Avoiding a written contract is no assurance that parties can maintain maximum flexibility in their dealings. In S & J Gareri Trucking v. Onyx Corporation, 2014 ONSC 476, Onyx was successful in a tender with the City of Mississauga (the "City") to provide five years of snow removal services. In so doing, Onyx indicated that it would allocate 19 trucks to providing services under the contract.

At the time, Onyx did not have 19 trucks available to service the contract with the City. Onyx turned to the plaintiffs (Harlow Contracting and S & J Gareri Trucking) to obtain the services of additional trucks to meet the requirements of the contract with the City.

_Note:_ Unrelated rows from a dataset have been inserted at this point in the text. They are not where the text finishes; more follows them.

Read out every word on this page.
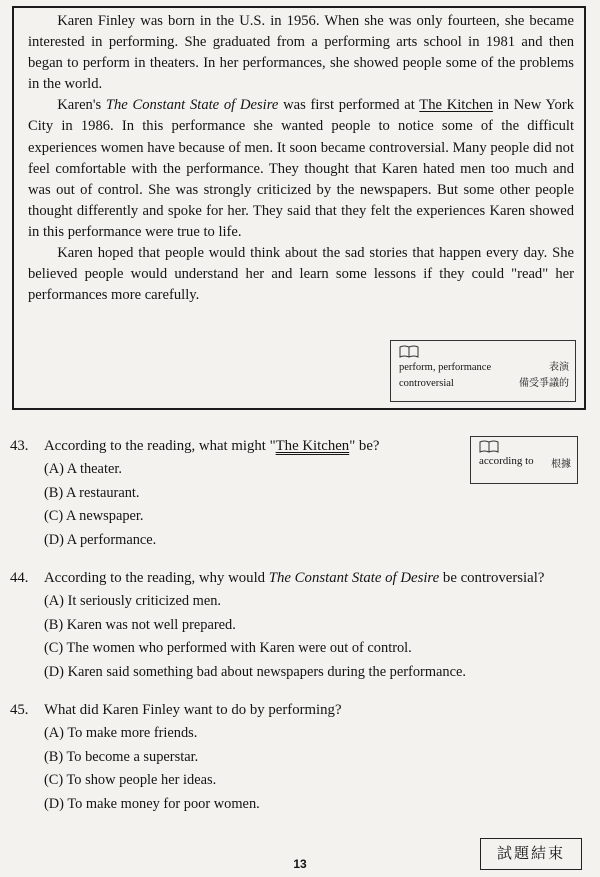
Karen Finley was born in the U.S. in 1956. When she was only fourteen, she became interested in performing. She graduated from a performing arts school in 1981 and then began to perform in theaters. In her performances, she showed people some of the problems in the world.

Karen's The Constant State of Desire was first performed at The Kitchen in New York City in 1986. In this performance she wanted people to notice some of the difficult experiences women have because of men. It soon became controversial. Many people did not feel comfortable with the performance. They thought that Karen hated men too much and was out of control. She was strongly criticized by the newspapers. But some other people thought differently and spoke for her. They said that they felt the experiences Karen showed in this performance were true to life.

Karen hoped that people would think about the sad stories that happen every day. She believed people would understand her and learn some lessons if they could "read" her performances more carefully.

perform, performance	表演
controversial	備受爭議的
43.	According to the reading, what might "The Kitchen" be?
(A) A theater.
(B) A restaurant.
(C) A newspaper.
(D) A performance.
according to 根據
44.	According to the reading, why would The Constant State of Desire be controversial?
(A) It seriously criticized men.
(B) Karen was not well prepared.
(C) The women who performed with Karen were out of control.
(D) Karen said something bad about newspapers during the performance.
45.	What did Karen Finley want to do by performing?
(A) To make more friends.
(B) To become a superstar.
(C) To show people her ideas.
(D) To make money for poor women.
試題結束
13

After the first year of its contract with the City, Onyx advised Harlow and S & J that their services were no longer needed. Onyx indicated that it had let go of its subcontractors because of budget cuts. Its contract with the City, however, remained in place.

The central issue at trial was whether Harlow and S & J had a contract with Onyx, and if so what its term was. The trial judge found that the plaintiffs had a five year contract with Onyx in part because each of the plaintiffs had contributed to the deposit that Onyx had given to the City as part of the tender. Having done so, Onyx through its conduct committed to contracting with Harlow and S& J for five years.

At trial, Onyx indicated that it was more profitable to bring the work with the City in-house and eliminate the subcontractors and that it had taken steps to increase its own complement of trucks. Onyx also conceded at trial that it had avoided entering into written agreements with the plaintiffs because it thought it would be advantageous to do so.

As Justice Mew stated, Onyx "made a deliberate choice not to commit itself in writing. It must live with the consequences of that". The cautionary tale from this case is that avoiding a contract to gain flexibility may ultimately prove a poor strategy. In the absence of a written contract, courts will look to give business efficacy to the commercial relationship between those who do business with each other.